The beginning of scarcity in AI
Hardware and energy bottlenecks
- Many argue the bottleneck is manufacturing capacity: especially EUV lithography tools and the complex fab supply chain; scaling is slow and risky due to past boom–bust cycles.
- Others point to power limits: turbine manufacturing and grid constraints make scaling datacenters difficult.
- There is debate over whether ASML-like tooling is the global bottleneck, versus the difficulty and cost of building full fabs and supporting infrastructure.
- Some note energy constraints are asymmetric: the US is seen as grid-limited; China as compute-limited but rapidly scaling wind/solar.
Is compute scarcity real or artificial?
- One camp sees genuine, multi‑year compute scarcity with GPU prices rising and high utilization.
- Another sees “artificial scarcity,” driven by hype, subsidized pricing, and investors chasing a bubble that may end in oversupply and cheap compute.
- There is disagreement over whether current AI demand is durable or more like past tech bubbles and crypto GPU spikes.
Model architectures, ASICs, and efficiency
- Transformer O(n²) scaling is seen as a fundamental limit; some expect new architectures (e.g., state-space hybrids) to reduce compute needs.

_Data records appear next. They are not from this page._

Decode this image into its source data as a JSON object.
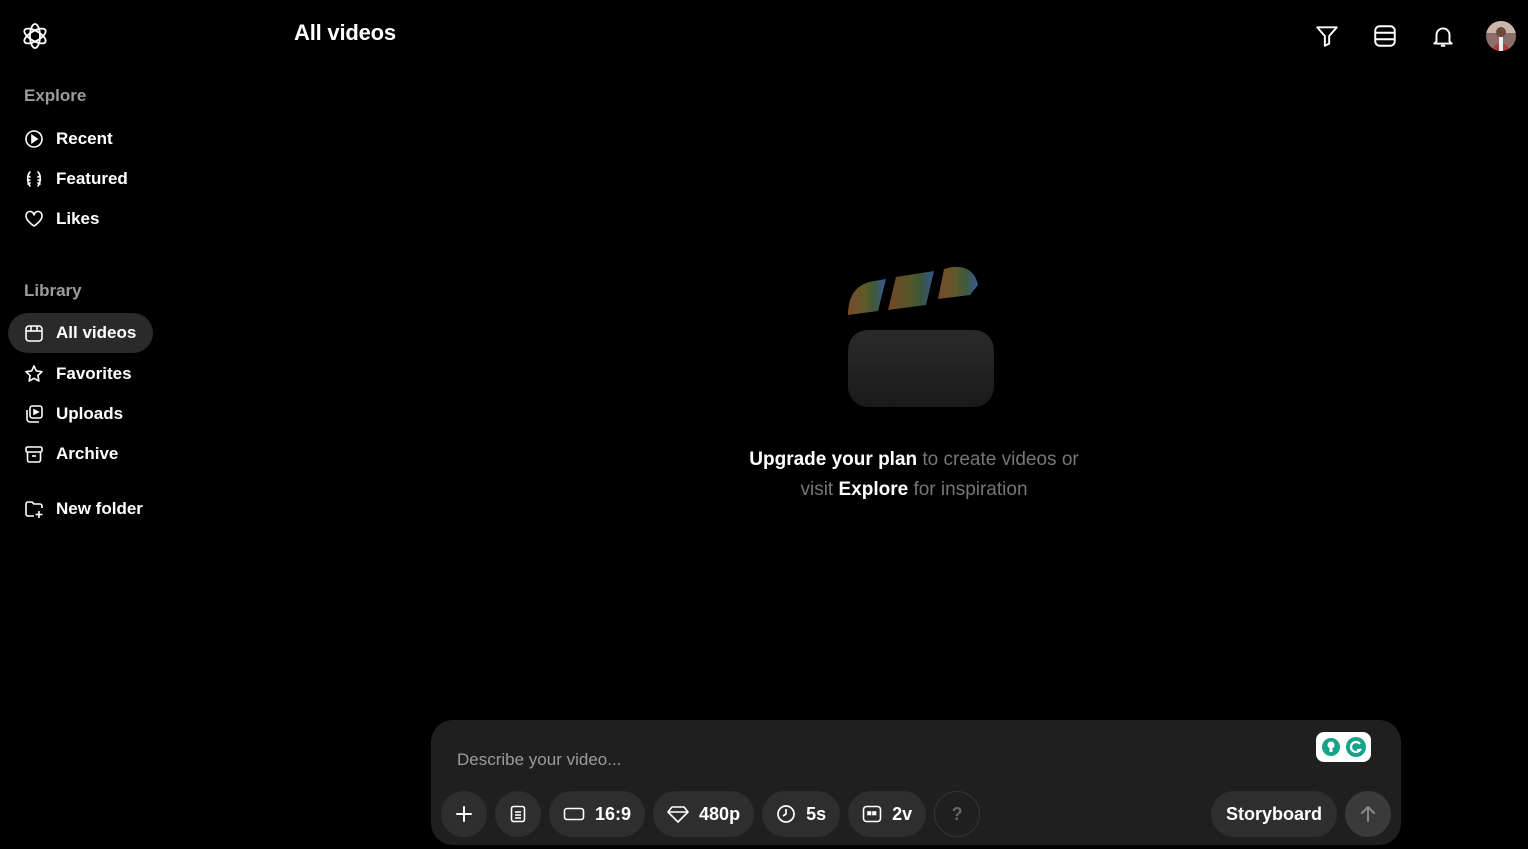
{
  "header": {
    "title": "All videos"
  },
  "sidebar": {
    "explore_label": "Explore",
    "explore_items": [
      {
        "label": "Recent",
        "icon": "play-circle-icon"
      },
      {
        "label": "Featured",
        "icon": "laurel-icon"
      },
      {
        "label": "Likes",
        "icon": "heart-icon"
      }
    ],
    "library_label": "Library",
    "library_items": [
      {
        "label": "All videos",
        "icon": "calendar-icon",
        "active": true
      },
      {
        "label": "Favorites",
        "icon": "star-icon"
      },
      {
        "label": "Uploads",
        "icon": "upload-stack-icon"
      },
      {
        "label": "Archive",
        "icon": "archive-icon"
      }
    ],
    "new_folder_label": "New folder"
  },
  "empty_state": {
    "highlight_1": "Upgrade your plan",
    "text_1": " to create videos or",
    "text_2": "visit ",
    "highlight_2": "Explore",
    "text_3": " for inspiration"
  },
  "composer": {
    "placeholder": "Describe your video...",
    "aspect_ratio": "16:9",
    "resolution": "480p",
    "duration": "5s",
    "variations": "2v",
    "help": "?",
    "storyboard_label": "Storyboard"
  },
  "colors": {
    "background": "#000000",
    "panel": "#1f1f1f",
    "pill": "#2e2e2e",
    "muted_text": "#767676",
    "active_nav": "#2a2a2a"
  }
}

- Skepticism that ASIC inference will dominate soon: by the time an ASIC ships, models may be several generations ahead. ASICs likely make sense only once architectures stabilize.
Local and open models
- Many stress that open-weight models lag frontier systems by ~6–12 months but are already “good enough” for many business tasks.
- Local inference is seen as a way to bypass cloud compute scarcity and future price hikes, at the cost of weaker models and hardware constraints.
- Others counter that local models still lack nuance and remain closer to older frontier performance (e.g., GPT‑3.5).
Economics, pricing, and dependency risk
- Discussion of labs “burning dollars to buy oranges at $1 and sell at $0.50” to gain market share, with hopes that compute prices or margins improve later.
- Strong concern about depending on proprietary LLM APIs: AI-first products may face rising COGS and forced price hikes if token prices increase.
- Some predict a dot‑com–style cycle: massive overbuild of AI infra, followed by bankruptcies and cheap surplus compute; others think high margins and demand might persist.
- Valuations of frontier labs are widely viewed as stretched; profitability and true margins are seen as opaque and possibly overstated.
Innovation under constraints
- Scarcity is expected to drive:
- Better “harnesses” (wrappers, tools, and orchestration layers around models).
- Smaller, specialized models tailored to specific tasks and hardware constraints.
- Examples from China and constrained teams show that limited GPUs have already led to influential efficiency techniques.
- Some argue the real bottleneck isn’t compute but robust evaluation: without good measurement, cheaper or better models just let you make mistakes faster.
Broader outlook and skepticism
- Several commenters doubt AI will deliver the transformative productivity needed to justify current spend.
- Others expect that as mid‑tier models rapidly improve, many use cases will move off frontier APIs to cheaper local or open alternatives.
- Unclear how long the current “scarcity era” will last; many expect a familiar boom‑bust pattern, but timing and magnitude remain uncertain.